Join us for this special talk by Professor Wade Davis Lecture titled “If We Build It They Will Come: Industrial Folly and the Fate of Northwest British Columbia.”
Tuesday, January 9th, 2018
12:30 pm – 2:00 pm
Multipurpose room, Liu Institute for Global Issues
Pizza lunch offered, including gluten-free and vegetarian
Watch his talk on the Liu Institute Facebook page or on our YouTube channel.
Wade Davis, UBC Professor of Anthropology and best-selling author, will explore how mega-development schemes that have been proposed or enacted in northwest British Columbia since the late 1960s hamper our ability to shift from an economy dependent on natural resource extraction to one based on knowledge, technology and innovation.
In the whirlwind of controversy surrounding the Site C dam, Premier Horgan and the NDP had to decide whether to spend $2 billion to clean up a $2 billion mess inherited from the previous government, or go ahead with the project, mortgaging the province’s future for a white elephant that few wanted and, according to many technical reports, nobody needed. In the end, under pressure from union supporters, Horgan took the politically expedient decision to proceed, despite anticipated costs well in excess of $10 billion, all for a project that on the campaign trail only months before he had vociferously rejected for sound economic, technical and environmental reasons. If many British Columbians were disappointed by the decision, many more were stunned to learn that the Liberal government of Christy Clark had committed the province to such industrial folly in the first place.
In point of fact Site C is but the latest in an entire catalogue of pharaonic schemes proposed over the last decades. That federal and provincial governments have squandered and continue to squander hundreds of millions of dollars on unrealized mega-development schemes often comes as a surprise to urban Canadians, for much as we like the idea of the north, few of us ever go there. Gordon Campbell, in his decade as premier, never visited the northwest quadrant of British Columbia, even as his government endorsed and funded capital-intensive initiatives that promised to fundamentally transform the region.
This lecture considers the fate of just five such projects, all transformative in scale, that have been proposed or enacted in northwest British Columbia since the late 1960s. All of them centered in the drainage of the Stikine River, the traditional territory of the Tahltan First Nation, a vast and remote region roughly the size of Switzerland. Together they tell a story of fantasy, folly, avarice and corruption that to this day shadows our quest to move our economy from one dependent on natural resource extraction to one based on knowledge, technology and innovation, a transformation that is the key to true and lasting prosperity in a globalized economy.
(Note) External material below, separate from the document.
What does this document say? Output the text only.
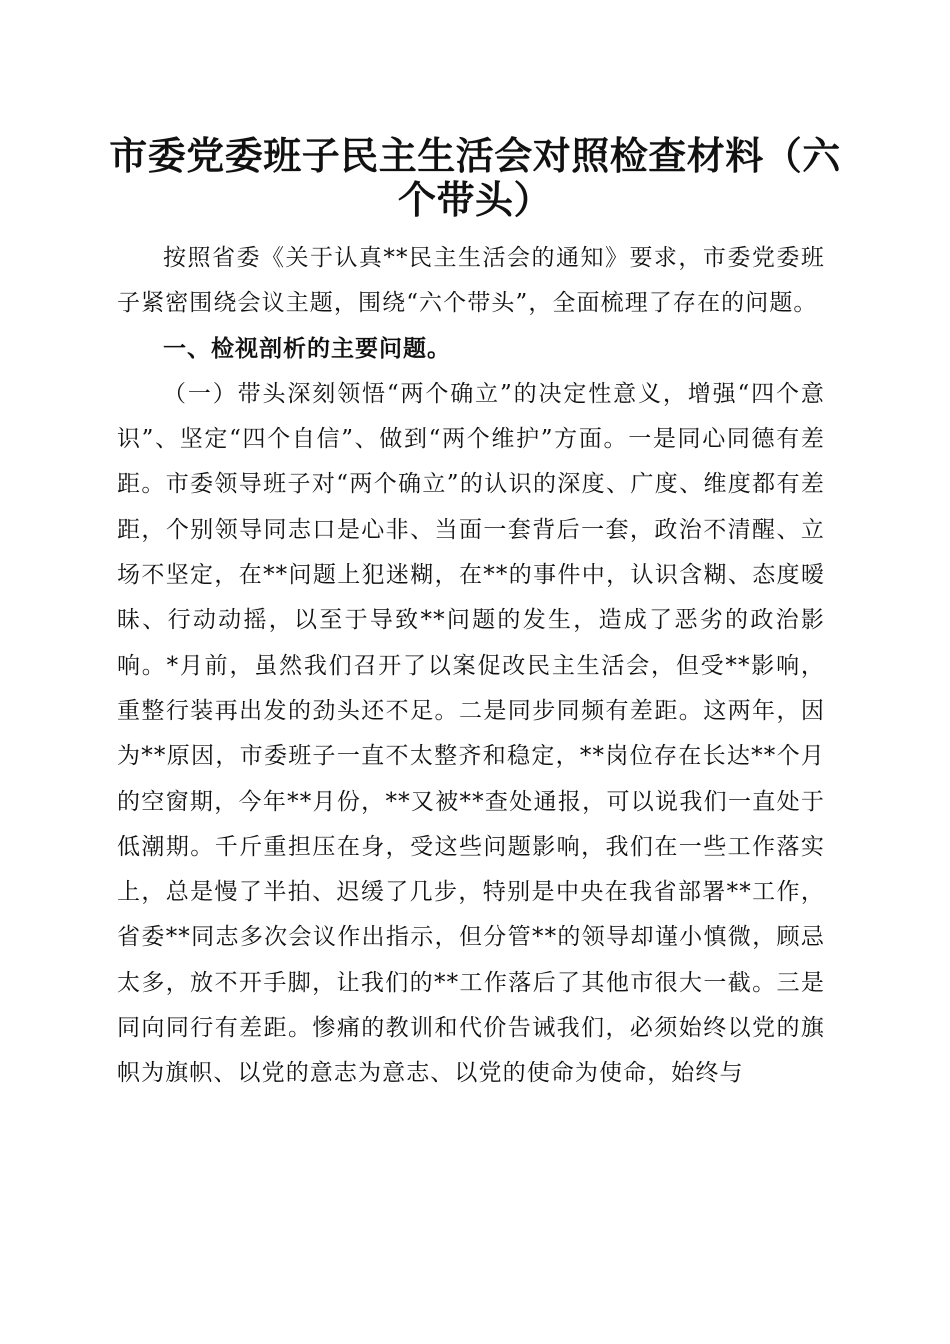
市委党委班子民主生活会对照检查材料（六个带头）

按照省委《关于认真**民主生活会的通知》要求，市委党委班子紧密围绕会议主题，围绕“六个带头”，全面梳理了存在的问题。

一、检视剖析的主要问题。

（一）带头深刻领悟“两个确立”的决定性意义，增强“四个意识”、坚定“四个自信”、做到“两个维护”方面。一是同心同德有差距。市委领导班子对“两个确立”的认识的深度、广度、维度都有差距，个别领导同志口是心非、当面一套背后一套，政治不清醒、立场不坚定，在**问题上犯迷糊，在**的事件中，认识含糊、态度暧昧、行动动摇，以至于导致**问题的发生，造成了恶劣的政治影响。*月前，虽然我们召开了以案促改民主生活会，但受**影响，重整行装再出发的劲头还不足。二是同步同频有差距。这两年，因为**原因，市委班子一直不太整齐和稳定，**岗位存在长达**个月的空窗期，今年**月份，**又被**查处通报，可以说我们一直处于低潮期。千斤重担压在身，受这些问题影响，我们在一些工作落实上，总是慢了半拍、迟缓了几步，特别是中央在我省部署**工作，省委**同志多次会议作出指示，但分管**的领导却谨小慎微，顾忌太多，放不开手脚，让我们的**工作落后了其他市很大一截。三是同向同行有差距。惨痛的教训和代价告诫我们，必须始终以党的旗帜为旗帜、以党的意志为意志、以党的使命为使命，始终与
Bio: Wade Davis is Professor of Anthropology and the BC Leadership Chair in Cultures and Ecosystems at Risk at the University of British Columbia. Between 1999 and 2013 he served as Explorer-in-Residence at the National Geographic Society and is currently a member of the NGS Explorers Council and Honorary Vice-President of the Royal Canadian Geographical Society. Author of 20 books, including One River, The Wayfinders and Into the Silence, winner of the 2012 Samuel Johnson prize, he holds degrees in anthropology and biology and received his Ph.D. in ethnobotany, all from Harvard University. His many film credits include Light at the Edge of the World, an eight-hour documentary series written and produced for the NGS. Davis is the recipient of 11 honorary degrees, as well as the 2009 Gold Medal from the Royal Canadian Geographical Society, the 2011 Explorers Medal, the 2012 David Fairchild Medal for botanical exploration, and the 2015 Centennial Medal of Harvard University, the 2017 George Ryga Award for Social Awareness and from the RCGS the 2017 Sir Christopher Ondaatje Medal for Exploration. In 2016, he was made a Member of the Order of Canada.
This talk is presented by UBC’s School of Public Policy and Global Affairs.